On Tuesday morning, September 19, a Kenyan man convicted of killing two people in Texas and suspected of killing up to more than a dozen others was found dead in his prison cell.
50-year-old Billy Chemirmir was serving two life sentences without the possibility of parole after being convicted in 2022 of killing two women.
He was incarcerated in the H.H. Coffield Unity in Anderson County, Texas.
His cellmate, who is currently serving a murder sentence out of Harris County, was the assailant, the Texas Department of Criminal Justice said.
A Dallas County District Attorney’s Office spokesperson confirmed Chemirmir’s death to CBS News in Texas.

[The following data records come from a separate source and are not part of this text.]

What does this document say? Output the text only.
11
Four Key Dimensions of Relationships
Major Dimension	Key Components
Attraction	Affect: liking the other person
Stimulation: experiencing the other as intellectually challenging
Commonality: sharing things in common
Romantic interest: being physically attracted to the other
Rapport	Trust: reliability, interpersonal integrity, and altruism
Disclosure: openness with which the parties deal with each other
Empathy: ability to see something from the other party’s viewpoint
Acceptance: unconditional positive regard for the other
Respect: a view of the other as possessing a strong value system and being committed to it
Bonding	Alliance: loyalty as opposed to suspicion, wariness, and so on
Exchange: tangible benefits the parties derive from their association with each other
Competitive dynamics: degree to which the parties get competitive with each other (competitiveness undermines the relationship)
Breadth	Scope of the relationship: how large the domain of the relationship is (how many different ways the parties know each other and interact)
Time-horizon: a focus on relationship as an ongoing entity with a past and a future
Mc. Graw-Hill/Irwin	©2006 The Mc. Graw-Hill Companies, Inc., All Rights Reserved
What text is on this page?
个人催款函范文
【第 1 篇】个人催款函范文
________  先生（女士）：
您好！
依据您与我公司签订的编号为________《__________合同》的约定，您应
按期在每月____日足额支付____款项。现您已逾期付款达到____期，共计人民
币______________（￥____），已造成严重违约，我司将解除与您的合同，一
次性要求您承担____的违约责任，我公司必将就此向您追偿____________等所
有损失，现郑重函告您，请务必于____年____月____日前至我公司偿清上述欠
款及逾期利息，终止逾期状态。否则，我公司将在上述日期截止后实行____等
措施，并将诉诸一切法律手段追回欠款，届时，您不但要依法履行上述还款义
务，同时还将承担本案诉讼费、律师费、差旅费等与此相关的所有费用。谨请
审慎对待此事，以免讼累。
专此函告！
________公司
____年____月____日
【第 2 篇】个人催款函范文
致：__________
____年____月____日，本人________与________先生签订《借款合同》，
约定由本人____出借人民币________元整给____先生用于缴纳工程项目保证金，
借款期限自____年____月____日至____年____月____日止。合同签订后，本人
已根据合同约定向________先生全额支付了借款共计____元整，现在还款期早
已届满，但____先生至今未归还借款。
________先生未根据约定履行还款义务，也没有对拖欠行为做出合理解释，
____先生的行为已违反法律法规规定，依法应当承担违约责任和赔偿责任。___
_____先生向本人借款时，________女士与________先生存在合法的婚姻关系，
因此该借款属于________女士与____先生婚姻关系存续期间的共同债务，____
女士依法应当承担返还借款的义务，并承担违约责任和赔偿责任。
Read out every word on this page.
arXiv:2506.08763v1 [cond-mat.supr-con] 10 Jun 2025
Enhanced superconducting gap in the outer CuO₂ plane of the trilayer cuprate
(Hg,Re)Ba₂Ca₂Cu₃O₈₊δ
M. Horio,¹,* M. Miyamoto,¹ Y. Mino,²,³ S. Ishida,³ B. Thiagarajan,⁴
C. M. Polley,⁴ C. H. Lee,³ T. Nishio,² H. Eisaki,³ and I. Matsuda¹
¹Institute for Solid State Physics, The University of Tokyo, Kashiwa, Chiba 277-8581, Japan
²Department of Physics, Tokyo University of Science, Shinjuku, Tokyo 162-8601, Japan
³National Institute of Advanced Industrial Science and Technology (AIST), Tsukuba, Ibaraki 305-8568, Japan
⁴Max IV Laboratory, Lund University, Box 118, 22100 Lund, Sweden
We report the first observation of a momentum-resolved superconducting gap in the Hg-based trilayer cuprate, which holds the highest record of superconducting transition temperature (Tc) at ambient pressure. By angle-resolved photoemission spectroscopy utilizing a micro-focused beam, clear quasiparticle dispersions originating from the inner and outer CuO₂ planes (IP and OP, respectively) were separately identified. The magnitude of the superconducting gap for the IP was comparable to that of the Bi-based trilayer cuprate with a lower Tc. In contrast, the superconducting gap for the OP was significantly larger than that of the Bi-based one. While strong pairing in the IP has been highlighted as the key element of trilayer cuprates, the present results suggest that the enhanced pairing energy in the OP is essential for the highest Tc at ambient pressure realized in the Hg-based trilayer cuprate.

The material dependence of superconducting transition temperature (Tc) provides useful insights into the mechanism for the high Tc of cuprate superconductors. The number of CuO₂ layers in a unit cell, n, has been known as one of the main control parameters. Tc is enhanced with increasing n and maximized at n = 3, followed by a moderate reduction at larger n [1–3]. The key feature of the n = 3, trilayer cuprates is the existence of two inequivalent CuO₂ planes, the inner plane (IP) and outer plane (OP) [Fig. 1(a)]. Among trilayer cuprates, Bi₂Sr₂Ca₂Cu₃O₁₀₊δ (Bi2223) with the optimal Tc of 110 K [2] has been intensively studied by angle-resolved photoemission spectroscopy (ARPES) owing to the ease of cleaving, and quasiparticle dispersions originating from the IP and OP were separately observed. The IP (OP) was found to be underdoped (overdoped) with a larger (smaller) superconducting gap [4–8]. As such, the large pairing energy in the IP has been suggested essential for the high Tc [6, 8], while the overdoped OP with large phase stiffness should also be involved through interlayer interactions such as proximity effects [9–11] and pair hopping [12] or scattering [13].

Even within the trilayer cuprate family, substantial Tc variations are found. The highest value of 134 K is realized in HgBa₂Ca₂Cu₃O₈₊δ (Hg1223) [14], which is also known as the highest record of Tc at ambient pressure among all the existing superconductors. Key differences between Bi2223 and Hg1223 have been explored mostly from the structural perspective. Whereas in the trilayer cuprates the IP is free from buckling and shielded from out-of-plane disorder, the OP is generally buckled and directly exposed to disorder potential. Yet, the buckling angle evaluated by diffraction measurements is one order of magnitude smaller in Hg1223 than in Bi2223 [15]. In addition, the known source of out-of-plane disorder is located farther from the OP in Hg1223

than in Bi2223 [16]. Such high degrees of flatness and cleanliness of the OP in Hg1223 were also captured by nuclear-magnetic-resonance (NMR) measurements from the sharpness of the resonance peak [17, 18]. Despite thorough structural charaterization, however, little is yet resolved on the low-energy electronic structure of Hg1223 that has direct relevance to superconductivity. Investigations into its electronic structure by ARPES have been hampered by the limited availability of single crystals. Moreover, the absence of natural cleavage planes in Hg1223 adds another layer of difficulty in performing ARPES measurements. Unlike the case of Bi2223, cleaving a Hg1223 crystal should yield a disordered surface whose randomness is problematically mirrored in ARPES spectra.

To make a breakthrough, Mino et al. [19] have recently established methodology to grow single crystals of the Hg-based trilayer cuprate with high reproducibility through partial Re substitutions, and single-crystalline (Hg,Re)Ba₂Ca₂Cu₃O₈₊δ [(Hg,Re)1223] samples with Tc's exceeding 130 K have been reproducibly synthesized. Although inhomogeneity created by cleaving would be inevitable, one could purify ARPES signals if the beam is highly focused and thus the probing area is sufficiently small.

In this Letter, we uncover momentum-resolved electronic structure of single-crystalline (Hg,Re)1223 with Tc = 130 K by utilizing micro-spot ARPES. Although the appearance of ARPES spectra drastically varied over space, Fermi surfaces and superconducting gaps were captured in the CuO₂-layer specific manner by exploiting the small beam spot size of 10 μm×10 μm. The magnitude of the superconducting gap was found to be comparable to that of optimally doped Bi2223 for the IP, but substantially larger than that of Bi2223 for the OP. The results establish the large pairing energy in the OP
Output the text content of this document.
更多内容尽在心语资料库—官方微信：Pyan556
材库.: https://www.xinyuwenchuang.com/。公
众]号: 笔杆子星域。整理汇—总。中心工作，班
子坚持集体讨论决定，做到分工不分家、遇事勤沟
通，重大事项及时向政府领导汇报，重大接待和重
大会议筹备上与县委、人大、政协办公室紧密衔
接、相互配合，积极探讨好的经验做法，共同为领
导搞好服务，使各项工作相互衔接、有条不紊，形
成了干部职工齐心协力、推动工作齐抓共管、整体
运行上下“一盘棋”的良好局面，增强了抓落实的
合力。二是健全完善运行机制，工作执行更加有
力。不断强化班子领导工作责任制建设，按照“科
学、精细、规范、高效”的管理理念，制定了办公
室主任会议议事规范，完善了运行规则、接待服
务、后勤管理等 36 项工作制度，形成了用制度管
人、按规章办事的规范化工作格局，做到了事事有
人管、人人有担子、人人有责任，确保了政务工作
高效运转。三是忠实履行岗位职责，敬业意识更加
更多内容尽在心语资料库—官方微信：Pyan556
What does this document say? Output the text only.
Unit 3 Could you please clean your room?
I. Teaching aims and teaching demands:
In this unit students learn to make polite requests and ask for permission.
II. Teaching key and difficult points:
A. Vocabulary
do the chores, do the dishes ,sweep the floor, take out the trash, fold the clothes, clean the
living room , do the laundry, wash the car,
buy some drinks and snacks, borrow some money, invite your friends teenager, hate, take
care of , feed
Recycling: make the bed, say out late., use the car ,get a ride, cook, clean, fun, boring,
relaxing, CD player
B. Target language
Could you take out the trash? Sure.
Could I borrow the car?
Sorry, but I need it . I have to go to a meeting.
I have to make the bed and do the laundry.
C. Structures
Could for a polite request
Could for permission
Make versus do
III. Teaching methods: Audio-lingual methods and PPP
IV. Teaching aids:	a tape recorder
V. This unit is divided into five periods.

No further details, including the cause of death or the cellmate’s name, have been released amid an ongoing investigation by the state’s Office of Inspector General.
Chemirmir, a former healthcare worker, was suspected of the deaths of 18 elderly people in Dallas and Collin Counties between 2016 and 2018.
However, he was accused of killing 24 people from April 2016 through March 2018.
According to authorities, Chemirmir would allegedly dress as a maintenance worker or health care aid to get into homes and kill his victims, whose deaths largely went uninvestigated at the time because they were assumed to have been natural causes due to their advanced ages.
Last year, he was found guilty of capital murder by two separate Dallas County juries for the 2018 deaths of Lu Thi Harris, 81, and Mary Brooks, 87.
Chemirmir faced 11 more capital murder charges in Collin County and six in Dallas County.
Last month, Collin County District Attorney Greg Willis decided not to pursue the death penalty in those cases.
Chemirmir, who moved to the US in the 1990s after marrying an American citizen, had been described as a loner.
Soon after Chemirmir’s arrest in 2018 following suspicion that he could be a serial killer, his family and neighbours in Eldama Ravine described him as quiet and humble.
Those who knew him in the US said he lived a life of exclusion.